Volunteerism is the Key to Success in Ministry
Many senior adult ministries only emphasize social activities. One minister described these ministries as “Happy Time Travel Clubs.” While fellowship is important, ministry with older adults must also include “service” and “spiritual” activities. Volunteerism, i.e., developing ministries to serve others, seems to be the most difficult facet of such ministries, yet that emphasis makes the ministry Christian in nature and reaps many benefits.

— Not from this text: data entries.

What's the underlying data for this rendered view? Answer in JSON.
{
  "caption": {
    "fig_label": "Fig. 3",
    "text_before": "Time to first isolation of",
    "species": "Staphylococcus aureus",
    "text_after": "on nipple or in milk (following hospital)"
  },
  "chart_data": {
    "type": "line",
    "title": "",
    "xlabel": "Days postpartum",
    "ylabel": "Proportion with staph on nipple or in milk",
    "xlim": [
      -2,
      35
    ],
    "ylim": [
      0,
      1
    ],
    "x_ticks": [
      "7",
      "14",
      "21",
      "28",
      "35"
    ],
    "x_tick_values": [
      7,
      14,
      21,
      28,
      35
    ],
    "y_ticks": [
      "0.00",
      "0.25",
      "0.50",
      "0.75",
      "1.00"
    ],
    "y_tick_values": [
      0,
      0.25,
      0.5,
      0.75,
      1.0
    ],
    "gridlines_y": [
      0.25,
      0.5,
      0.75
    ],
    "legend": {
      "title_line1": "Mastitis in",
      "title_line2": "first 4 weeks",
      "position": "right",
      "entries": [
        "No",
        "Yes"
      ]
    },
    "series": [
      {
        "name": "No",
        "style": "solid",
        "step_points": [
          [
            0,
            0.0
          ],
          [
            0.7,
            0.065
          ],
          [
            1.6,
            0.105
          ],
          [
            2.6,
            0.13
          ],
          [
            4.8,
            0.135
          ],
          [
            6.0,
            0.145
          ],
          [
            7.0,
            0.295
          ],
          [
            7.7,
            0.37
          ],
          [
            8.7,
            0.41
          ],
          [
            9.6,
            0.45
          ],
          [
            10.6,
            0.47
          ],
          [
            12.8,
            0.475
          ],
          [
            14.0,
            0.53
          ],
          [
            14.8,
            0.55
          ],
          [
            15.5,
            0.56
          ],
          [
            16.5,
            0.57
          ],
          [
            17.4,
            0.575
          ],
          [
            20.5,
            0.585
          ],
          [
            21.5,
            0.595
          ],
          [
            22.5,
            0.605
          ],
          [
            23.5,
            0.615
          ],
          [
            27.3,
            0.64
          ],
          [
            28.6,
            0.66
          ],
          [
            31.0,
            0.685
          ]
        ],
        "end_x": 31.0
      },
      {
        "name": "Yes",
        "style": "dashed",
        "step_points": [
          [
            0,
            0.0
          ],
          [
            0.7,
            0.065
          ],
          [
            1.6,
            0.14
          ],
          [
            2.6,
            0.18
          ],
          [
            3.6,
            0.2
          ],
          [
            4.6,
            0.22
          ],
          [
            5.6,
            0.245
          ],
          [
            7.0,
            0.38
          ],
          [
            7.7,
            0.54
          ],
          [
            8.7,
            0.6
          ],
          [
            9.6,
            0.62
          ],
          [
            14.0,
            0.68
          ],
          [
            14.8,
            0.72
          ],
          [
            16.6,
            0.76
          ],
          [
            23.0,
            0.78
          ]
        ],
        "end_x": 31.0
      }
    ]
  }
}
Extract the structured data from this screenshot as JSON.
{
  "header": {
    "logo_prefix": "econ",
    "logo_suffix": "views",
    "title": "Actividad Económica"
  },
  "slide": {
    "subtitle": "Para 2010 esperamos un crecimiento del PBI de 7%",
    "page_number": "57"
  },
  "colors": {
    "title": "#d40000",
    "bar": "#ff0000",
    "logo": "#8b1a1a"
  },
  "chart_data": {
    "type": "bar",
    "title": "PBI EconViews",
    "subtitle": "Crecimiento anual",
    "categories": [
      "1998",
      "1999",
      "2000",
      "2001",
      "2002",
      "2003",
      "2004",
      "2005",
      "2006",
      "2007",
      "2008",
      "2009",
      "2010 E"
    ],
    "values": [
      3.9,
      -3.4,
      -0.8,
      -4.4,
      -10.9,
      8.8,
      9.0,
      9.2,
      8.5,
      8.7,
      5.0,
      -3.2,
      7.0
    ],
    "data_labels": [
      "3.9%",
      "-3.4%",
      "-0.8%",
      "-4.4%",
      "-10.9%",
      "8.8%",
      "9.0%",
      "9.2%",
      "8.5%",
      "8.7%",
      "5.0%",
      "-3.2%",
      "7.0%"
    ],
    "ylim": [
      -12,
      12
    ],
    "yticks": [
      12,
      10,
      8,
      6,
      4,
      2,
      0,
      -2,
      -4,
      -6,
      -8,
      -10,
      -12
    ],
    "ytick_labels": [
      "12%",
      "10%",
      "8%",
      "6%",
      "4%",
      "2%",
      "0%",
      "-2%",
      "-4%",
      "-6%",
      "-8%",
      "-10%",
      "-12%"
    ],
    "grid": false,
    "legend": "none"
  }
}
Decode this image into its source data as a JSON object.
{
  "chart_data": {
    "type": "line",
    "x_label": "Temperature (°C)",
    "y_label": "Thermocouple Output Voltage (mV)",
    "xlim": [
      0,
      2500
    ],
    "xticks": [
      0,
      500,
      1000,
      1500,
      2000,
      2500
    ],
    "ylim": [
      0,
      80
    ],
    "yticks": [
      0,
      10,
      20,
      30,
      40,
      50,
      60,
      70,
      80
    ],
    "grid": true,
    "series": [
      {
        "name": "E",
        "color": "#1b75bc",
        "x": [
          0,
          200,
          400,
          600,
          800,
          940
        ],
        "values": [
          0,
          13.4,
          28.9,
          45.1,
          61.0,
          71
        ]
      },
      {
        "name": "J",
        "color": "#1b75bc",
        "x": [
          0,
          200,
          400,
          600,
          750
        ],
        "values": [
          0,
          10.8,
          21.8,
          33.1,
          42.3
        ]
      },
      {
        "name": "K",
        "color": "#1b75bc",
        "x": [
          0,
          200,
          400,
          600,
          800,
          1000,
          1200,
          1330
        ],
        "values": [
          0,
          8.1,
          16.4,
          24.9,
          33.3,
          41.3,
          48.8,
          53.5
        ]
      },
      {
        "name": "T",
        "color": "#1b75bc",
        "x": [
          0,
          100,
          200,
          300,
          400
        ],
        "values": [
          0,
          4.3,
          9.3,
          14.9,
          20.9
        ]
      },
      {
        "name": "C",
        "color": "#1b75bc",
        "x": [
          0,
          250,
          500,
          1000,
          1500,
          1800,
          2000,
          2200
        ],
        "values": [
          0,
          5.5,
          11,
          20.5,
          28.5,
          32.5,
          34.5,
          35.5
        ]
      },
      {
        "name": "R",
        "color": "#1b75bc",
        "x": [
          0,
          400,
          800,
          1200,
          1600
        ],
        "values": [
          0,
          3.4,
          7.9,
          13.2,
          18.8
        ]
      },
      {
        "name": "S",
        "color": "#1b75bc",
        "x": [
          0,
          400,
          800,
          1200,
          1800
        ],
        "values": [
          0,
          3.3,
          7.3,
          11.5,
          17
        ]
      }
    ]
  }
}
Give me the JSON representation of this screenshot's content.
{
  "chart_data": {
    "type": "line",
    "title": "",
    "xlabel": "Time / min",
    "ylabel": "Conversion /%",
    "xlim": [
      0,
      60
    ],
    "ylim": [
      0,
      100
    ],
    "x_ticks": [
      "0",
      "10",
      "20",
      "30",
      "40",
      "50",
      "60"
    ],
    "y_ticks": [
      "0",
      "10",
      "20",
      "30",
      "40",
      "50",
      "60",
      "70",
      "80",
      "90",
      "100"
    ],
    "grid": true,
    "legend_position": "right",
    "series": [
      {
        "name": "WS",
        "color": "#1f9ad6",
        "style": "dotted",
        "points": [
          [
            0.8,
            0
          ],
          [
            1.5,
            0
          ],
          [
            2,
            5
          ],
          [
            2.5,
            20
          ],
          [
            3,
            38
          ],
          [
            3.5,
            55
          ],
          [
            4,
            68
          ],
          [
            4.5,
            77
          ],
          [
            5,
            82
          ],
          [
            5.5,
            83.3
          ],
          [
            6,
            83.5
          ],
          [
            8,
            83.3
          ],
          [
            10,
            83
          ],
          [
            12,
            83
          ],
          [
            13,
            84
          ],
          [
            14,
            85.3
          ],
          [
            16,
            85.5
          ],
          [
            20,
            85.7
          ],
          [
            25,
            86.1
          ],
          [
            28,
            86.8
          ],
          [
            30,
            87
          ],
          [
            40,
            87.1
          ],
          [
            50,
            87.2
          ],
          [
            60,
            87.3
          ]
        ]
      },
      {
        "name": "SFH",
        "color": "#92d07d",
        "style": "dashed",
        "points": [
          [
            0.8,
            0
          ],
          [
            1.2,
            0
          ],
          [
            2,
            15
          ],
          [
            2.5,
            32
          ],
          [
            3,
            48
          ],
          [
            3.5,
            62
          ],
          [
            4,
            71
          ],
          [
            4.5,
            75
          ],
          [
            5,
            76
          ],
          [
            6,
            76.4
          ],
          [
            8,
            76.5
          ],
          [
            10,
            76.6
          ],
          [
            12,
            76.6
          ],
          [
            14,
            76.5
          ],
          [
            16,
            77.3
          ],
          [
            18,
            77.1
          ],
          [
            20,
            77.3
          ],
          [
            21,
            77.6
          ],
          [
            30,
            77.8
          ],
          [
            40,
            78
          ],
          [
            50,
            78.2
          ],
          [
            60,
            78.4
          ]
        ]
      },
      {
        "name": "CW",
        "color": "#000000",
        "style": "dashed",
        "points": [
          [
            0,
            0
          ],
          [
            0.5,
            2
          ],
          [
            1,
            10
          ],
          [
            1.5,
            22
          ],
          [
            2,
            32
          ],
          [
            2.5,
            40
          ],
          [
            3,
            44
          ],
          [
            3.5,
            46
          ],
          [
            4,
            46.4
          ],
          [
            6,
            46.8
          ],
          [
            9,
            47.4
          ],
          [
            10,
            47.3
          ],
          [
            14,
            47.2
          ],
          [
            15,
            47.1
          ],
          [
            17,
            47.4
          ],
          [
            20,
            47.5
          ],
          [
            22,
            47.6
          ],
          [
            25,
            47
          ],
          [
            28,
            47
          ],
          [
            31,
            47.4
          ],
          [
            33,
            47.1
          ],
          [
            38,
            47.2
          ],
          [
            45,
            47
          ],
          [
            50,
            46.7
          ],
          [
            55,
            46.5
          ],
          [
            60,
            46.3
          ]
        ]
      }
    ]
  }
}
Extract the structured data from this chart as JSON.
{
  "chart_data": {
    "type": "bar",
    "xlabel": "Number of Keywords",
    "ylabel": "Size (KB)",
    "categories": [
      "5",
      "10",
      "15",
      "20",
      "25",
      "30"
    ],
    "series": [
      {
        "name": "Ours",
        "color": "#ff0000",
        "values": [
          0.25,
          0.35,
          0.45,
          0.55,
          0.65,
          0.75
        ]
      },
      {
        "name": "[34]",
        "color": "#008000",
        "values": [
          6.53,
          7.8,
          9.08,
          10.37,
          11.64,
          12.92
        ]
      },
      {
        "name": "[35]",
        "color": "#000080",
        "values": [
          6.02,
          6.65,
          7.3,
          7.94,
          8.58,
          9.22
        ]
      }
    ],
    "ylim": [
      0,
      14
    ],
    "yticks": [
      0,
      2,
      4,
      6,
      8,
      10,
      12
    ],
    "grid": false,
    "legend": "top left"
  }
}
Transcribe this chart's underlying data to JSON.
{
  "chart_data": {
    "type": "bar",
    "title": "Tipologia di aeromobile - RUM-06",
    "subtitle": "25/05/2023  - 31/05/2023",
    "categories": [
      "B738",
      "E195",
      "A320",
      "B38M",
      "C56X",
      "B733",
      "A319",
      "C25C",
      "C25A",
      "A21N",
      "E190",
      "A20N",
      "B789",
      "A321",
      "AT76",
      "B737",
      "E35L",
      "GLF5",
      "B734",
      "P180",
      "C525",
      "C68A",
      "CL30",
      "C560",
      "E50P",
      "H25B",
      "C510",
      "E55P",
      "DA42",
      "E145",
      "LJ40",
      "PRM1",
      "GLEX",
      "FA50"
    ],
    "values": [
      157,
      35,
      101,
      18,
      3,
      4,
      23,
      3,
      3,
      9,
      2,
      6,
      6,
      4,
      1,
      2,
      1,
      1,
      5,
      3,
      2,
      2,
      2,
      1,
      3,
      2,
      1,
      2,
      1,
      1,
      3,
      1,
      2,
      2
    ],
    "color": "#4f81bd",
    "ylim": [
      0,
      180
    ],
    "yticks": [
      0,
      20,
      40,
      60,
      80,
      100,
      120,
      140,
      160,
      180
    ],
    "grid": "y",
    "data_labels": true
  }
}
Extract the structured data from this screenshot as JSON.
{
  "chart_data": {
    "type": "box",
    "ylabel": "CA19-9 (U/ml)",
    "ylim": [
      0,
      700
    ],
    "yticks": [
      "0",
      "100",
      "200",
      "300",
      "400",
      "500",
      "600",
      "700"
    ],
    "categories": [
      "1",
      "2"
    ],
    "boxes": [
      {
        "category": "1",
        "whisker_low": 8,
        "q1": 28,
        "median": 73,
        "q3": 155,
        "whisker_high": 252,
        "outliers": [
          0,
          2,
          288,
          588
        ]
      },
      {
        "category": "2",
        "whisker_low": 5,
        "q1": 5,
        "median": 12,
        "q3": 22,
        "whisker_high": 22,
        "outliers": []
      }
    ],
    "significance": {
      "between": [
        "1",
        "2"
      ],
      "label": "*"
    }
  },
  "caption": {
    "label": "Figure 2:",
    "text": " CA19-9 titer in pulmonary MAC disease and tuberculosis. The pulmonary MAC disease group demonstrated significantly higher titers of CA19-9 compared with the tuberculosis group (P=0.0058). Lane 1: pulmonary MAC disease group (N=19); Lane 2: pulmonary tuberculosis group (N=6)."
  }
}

What Every Church Leader Should Know About the Aging of America
Church leaders are aware that the graying of their congregations is a part of our day and time. However, many leaders see this as a negative development. Yet, if they have eyes to see, the aging of American can become a great blessing to the church. We say the future of the church is the young. Looking at the facts, one could also say that the future of the church may also be in the hands of middle aged and older adults.
Honoring Your Aging Parents
In America today, nearly one in four families are helping care for a family member or friend who is 50 years of age or older. Family caregiving is one of the most difficult tasks in life that we will be asked to accomplish. The question is not “If” we will become a caregiver, more likely it is “when” will we take on that responsibility? How does a Christian adult child accomplish that task?  What responsibility does the church have in this situation?  Dr. Hughes helped care for his father who had Alzheimer’s disease and has coached scores of families in this difficult challenge.